Hype can really be a counter-productive thing. A year before Kick Ass was released, Matthew Vaughn, the skilful British director behind Layer Cake and (the criminally underrated) Stardust, premiered some footage to an ecstatic response from fanboys. He brought a couple of scenes to geek-mecca, Comic Con in San Deigo, and the response from the audience was through the roof. Vaughn and everyone else assumed they had a massive hit on their hands - ultimately it would touch $100 million at the global box-office, but never come close to the type of dough it deserved to make.

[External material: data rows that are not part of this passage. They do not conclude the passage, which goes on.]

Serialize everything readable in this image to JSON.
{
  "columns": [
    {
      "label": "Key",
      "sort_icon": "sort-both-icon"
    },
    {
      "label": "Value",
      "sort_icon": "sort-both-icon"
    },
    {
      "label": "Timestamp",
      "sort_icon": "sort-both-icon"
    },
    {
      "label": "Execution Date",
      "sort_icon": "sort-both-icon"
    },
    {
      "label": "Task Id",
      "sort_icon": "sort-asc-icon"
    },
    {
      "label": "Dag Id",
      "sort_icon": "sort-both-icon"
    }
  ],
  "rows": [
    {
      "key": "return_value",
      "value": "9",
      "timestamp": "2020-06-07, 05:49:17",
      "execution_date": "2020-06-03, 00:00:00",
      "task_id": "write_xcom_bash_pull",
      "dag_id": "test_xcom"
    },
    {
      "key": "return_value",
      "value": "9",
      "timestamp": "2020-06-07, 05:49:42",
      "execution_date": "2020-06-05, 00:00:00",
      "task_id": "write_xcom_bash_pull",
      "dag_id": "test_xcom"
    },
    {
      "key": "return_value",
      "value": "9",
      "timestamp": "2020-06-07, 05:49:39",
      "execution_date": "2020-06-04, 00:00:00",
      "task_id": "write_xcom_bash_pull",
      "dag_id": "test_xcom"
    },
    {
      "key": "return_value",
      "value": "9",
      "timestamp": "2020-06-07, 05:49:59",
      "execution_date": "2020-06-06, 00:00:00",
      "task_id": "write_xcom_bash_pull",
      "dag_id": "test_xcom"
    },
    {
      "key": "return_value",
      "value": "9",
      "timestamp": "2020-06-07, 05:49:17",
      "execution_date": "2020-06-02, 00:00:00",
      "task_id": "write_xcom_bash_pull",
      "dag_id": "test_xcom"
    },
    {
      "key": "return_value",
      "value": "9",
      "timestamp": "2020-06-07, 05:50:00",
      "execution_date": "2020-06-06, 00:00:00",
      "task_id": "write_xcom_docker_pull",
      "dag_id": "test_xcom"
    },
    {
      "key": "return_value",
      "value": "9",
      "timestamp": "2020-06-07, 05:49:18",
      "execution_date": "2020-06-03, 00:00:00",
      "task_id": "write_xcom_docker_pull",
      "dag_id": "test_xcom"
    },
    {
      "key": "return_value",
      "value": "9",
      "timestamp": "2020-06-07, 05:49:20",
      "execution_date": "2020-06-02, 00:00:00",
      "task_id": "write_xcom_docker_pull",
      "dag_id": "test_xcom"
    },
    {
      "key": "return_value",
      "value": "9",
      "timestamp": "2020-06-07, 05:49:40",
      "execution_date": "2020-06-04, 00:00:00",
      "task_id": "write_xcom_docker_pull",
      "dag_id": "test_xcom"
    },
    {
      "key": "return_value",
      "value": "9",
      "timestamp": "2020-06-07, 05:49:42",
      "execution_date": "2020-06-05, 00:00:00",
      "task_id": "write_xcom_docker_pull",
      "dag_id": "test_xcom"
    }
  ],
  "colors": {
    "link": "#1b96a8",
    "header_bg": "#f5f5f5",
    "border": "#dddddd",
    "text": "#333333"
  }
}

Taking the relatively high-concept of a naive kid attempting to be a superhero, Kick Ass is ostensibly absurd in its set-up. People have felt like becoming vigilantes before, but this kid gets a lucky break, and can't feel pain after his initial (and violent) bash at crime-fighting goes horribly wrong. This instantly makes his rise to public notice more believable, and when his daytime alias Dave Lizewski gets in way over his head, we meet the films real stars - Hit Girl and Big Daddy. The scene that follows the introduction is one of pure, unadulterated joy; a tween girl, also disguised in an ostentatious manner, absolutely destroys a room full of crack heads, drug dealers and general undesirables. Vaughn's staging of this sequence is nothing short of brilliant; from the fight choreography to playful, but manic soundtrack. But that was just the beginning. There are several more such sequences that showcase a director with genuine panache when it comes to action.

Casting wise it's hard to find a foot put wrong. Aaron Johnson may be an equally precocious/pretentious sort in person, but he nails the accent and the wide-eyed bemusement at Dave's self-made plight. Nicolas Cage has a blast channelling Adam West as bargain basement Batman, Big Daddy, but it's Chloe Mortez who runs away with the movie - after killing a few henchmen first. The expletives spewing from her mouth are shocking, but she makes it look almost Denis Farina natural. As warped as it may be to say, she seems born to play this role. Come the films surprisingly emotional conclusion, you are literally air-pumping for this kid to slay as many people as possible, and as messily as the censors will allow. And good god does she oblige.

It all means nothing if the tone is wrong. But it's gleefully unhinged, funny and not just from the obligatory comic relief (Clarke Duke in another notable sardonic turn). Kick Ass is a film that lives completely up to the hype, and then some. The most purely entertaining film of 2010, without question.